二人だけで街を歩くなんて事は、夢のまた夢に過ぎなかった。
大聖堂から外に出ると辺りは既に暗くなっていて。
火照った頬に夜風が気持ちが良い。
「 転生前の話をする時には、お兄様達にも同席して貰いたいの 」
カルロスお兄様が全てを記録してあるからと言って。
「 ……転生前…… 」
やはり自分の知らないそんな世界がアリスティアにあったのだと。
既にそうだろうとは分かってはいたが。
改めてレイモンドの胸はキリキリと締め付けられた。
「 分かった 」
レイモンドはそれ以上言葉を発せられずに、アリスティアの小さな手に唇を寄せた。
二人が歩く皇都の街は、何時もならば大変な賑わいをみせている筈で。
しかし緊急事態宣言が出されている事から、夜の街は閑散としていて、それでも歩いている人は足早に各々の家路に向かっていた。

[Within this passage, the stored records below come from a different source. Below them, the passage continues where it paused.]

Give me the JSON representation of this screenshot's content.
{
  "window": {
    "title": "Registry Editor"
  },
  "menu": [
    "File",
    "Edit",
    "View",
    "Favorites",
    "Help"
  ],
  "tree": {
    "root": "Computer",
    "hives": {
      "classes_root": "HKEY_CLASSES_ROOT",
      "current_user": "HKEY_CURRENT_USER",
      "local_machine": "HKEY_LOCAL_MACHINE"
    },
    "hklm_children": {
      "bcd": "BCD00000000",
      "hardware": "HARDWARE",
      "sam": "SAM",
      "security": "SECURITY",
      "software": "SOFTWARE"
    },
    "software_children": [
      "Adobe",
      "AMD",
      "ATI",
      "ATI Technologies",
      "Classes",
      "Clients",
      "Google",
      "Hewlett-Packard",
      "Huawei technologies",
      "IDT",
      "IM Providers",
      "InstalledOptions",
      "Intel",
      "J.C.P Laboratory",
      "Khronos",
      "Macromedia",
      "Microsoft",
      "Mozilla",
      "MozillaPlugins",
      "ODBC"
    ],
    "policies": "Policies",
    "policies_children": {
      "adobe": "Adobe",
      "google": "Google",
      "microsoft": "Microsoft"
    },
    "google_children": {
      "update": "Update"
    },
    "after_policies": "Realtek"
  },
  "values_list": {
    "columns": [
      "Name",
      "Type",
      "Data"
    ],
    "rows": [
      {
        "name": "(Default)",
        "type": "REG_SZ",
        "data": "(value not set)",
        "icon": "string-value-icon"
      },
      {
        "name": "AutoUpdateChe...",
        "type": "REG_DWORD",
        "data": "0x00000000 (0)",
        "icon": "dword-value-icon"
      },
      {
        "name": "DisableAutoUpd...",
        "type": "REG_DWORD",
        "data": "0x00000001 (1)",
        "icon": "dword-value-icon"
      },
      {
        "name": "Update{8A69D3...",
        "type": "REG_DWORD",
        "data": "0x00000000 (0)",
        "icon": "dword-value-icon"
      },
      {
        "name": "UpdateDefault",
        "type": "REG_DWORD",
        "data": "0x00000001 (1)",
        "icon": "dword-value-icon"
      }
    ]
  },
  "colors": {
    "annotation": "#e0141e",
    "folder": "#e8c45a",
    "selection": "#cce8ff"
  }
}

普通ならばレイモンドがこんな風に街を歩けば、直ぐに人だかりが出来るだろう。
彼は我が国の皇太子殿下。
二人はただただ黙って手を繋いで歩いていた。
コツコツと二人の足音だけが響く静かな夜。
繋いだ手はいつの間にか恋人繋ぎになっていて。
何かを話さなくても気まずくならない関係。
それは兄妹として、恋人として、そして未来の夫婦として接して来たからで。
気が付けば傍にいたのだ。
傍にいるのが当たり前で。
二人は未来の夫であり未来の妻だった。
今宵は……
転生前には結婚式があった夜。
あの夜はアリスティアが街を破壊した。
今、こうして綺麗な街がある事に安堵しながら、アリスティアはレイモンドと歩いていた。
レイモンドの手によって巻き戻った未来は、その先に進み出したのである。
夜空を見上げればチカチカと瞬く沢山の星と、細い三日月があった。
明日は新月。
何かが起こる予感に胸が押し潰されそうになる。
だけど……
二人一緒なら怖くはない。
それは二人の束の間の幸せなひとときだった。